Date of Award

5-2017

Document Type

Dissertation

Degree Name

Doctor of Philosophy (PhD)

Legacy Department

Rhetorics, Communication, and Information Design

Committee Member

Dr. Cynthia Haynes, Committee Chair

Committee Member

Dr. G. Jeff Love

Committee Member

Dr. Cameron Bushnell

Committee Member

Dr. Akel Kahera

Abstract

This project studies the fragments of the everyday lives of Filipino Americans, captured and interpreted via vernacular video. Read through three modes of estrangement (translation, nostalgia, and transition), Filipinoness is rendered as unheimlich or “homeless” to open multiple interpretations of this cultural identification. Filipino racial and cultural formation in the United States is often concealed by categories that tend to homogenize Asian American experience and disregard the specificity of the colonial relationship between America and the Philippines, flouting Filipino and Filipino Americans' struggles against a simultaneous ambiguity, invisibility, and strangeness as hybrid persons of color.
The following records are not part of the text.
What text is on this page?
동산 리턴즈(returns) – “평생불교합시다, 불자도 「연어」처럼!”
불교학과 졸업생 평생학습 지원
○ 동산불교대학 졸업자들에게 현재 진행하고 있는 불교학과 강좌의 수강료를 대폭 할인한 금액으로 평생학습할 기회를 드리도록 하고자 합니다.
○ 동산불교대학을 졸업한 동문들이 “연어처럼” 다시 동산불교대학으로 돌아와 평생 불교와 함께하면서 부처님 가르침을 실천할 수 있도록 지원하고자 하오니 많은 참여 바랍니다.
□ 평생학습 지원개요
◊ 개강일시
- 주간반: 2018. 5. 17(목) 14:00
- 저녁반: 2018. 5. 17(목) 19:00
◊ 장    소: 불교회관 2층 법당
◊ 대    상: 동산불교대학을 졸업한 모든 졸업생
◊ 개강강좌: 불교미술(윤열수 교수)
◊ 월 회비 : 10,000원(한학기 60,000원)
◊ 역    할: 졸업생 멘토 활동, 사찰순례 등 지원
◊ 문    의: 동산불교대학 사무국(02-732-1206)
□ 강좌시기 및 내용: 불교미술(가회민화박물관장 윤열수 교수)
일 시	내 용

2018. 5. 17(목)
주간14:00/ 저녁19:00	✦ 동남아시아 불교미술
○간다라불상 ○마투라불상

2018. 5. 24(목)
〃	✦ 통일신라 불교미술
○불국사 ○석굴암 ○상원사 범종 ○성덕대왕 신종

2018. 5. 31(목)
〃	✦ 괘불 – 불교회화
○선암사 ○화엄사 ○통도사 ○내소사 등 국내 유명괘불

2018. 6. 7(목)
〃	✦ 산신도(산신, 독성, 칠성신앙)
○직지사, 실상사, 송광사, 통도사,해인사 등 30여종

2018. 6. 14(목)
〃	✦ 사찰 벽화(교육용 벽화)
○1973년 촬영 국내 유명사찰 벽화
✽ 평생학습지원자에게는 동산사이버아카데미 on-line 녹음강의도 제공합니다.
Through an interpretive reading of Filipino Americans' everyday encounters with Filipinoness, a quotidian rhetorics emerges to provide a framework with which Filipino American videos are read as a way for creatively working through and improvising with multiple identities against persistent stereotypes and a frequent displacement in historical and cultural narratives. Referencing episodes in the colonial history of the Philippines and the United States, this study links the forgotten struggles of Filipinos/Filipino Americans with audio-visual representations of their estrangement from cultural artifacts, language, and images of Filipinoness. Emancipatory discourses are revealed in the strategic use of hybridity, and engagements with fragments of language and memory. As a movement that foregrounds their struggle for homeliness in the elasticity of multiple identities and historical discourses, estrangement as unheimlich provides Filipino American videographers (as well as Filipinos) with opportunities to (re)write narratives of emancipation that emerge from encounters with Filipinoness and Filipino American presence and struggle in everyday life.